A może to hal, który jest już "deprecated" powinien był zostać wywalony? Ale tu jakoś nie doszukałem się jakiegokolwiek tutorialka developerów gentoo jak to zrobić, czy jest w tym jakiś sens?

Oczywiście mogę powklejać mnóstwo różnych "wyjść" z emerge --info, eix-a, itp.
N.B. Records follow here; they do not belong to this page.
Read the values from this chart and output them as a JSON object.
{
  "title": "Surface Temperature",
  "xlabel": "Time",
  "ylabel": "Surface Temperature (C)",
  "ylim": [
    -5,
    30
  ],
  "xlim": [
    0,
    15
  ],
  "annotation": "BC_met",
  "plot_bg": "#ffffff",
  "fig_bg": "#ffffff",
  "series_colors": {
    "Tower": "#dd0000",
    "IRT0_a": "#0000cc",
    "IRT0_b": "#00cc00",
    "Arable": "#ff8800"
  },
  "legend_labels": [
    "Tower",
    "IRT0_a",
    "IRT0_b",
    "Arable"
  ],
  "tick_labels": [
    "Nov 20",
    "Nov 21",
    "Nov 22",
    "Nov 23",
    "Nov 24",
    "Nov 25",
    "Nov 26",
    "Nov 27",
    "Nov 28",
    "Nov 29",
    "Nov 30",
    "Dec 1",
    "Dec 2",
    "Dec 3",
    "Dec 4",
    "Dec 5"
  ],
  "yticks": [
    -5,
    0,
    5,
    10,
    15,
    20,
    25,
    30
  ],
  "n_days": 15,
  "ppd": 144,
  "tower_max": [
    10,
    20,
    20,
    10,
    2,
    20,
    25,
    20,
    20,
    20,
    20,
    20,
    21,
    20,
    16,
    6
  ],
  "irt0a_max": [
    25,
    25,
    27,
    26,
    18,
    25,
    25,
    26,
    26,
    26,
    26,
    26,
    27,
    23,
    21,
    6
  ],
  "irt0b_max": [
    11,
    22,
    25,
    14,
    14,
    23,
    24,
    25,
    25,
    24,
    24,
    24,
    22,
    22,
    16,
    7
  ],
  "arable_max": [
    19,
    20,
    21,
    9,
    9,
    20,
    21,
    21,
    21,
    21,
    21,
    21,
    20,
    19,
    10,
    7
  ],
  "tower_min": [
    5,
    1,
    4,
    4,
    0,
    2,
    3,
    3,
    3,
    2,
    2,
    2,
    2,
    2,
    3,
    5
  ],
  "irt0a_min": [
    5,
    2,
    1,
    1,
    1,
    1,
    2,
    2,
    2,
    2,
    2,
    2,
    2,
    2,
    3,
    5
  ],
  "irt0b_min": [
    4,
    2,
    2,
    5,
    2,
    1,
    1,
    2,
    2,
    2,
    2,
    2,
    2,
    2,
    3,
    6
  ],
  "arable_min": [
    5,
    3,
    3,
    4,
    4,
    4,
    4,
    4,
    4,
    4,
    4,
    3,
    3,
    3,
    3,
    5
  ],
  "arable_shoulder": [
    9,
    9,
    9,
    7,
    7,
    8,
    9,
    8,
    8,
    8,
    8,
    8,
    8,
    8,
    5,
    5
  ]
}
Oczywiście xorg 1.6 + nvidia 180 działa wyśmienicie i kde z efektami może śmigać

Proszę o pomoc lub jakiekolwiek wskazówki, gdzie mogę coś wygrzebać i popoprawiać.[/list]

Arfrever: Ortografia

----------

## one_and_only

U mnie działa. Tutaj kilka wskazówek https://forums.gentoo.org/viewtopic-t-799568-highlight-nvidiadrivers.html Zrób synca cobyś nvidia-drivers-190.42-r2 miał.

----------

## Pryka

A mi padła całkiem myszka i klawiatura... Nie reagują... ktoś ma jakieś pomysły??

----------

## BeteNoire

Pryka, zawsze jak upgradujesz z xorg-server 1.X do 1.Y to przekompilowujesz drivery x11-drivers/xf86*, co zresztą zaleca sam ebuild.

----------

## Pryka

Już na to wpadłem... wiesz co jest najśmieszniejsze? Że przeczytałem tą adnotację... a potem zrobiłem reboot zamiast najpierw przebudować... pośpiech mnie zgubił...

Swoją drogą mam problem... Gentoo 10.1 nie odpowiada na klawiaturę ani myszkę... Nowe minimalCD tak samo.... a stare które u mnie działa nie wspiera ext4 więc nie mogę zrobić chroota... I jestem w kropce nie mam żadnej wolnej CD do nagrania jakiegoś distro...

----------

## mateuszz

odnośnie myszy w lewym górnym rogu: Może masz mysz A4Tech X7 pod USB? jeśli tak, to nie jesteś pierwszy z tym bugiem. Ja tymczasowo zmieniłem myszę.

----------

## Pryka

Dobra ja już też załatwiłem swój problem... poszperałem i okazało się że nieodpowiadająca mysz i klawiatura to dość powszechny problem wystarczyło odpiąć i podpiąć kabelek...

Potem szybki chroot i już wszystko działa

----------

## dylon

Ogolnie do nowych x-ow trzeba skompilowac nowe evdev. a tu juz nie jest rozowo.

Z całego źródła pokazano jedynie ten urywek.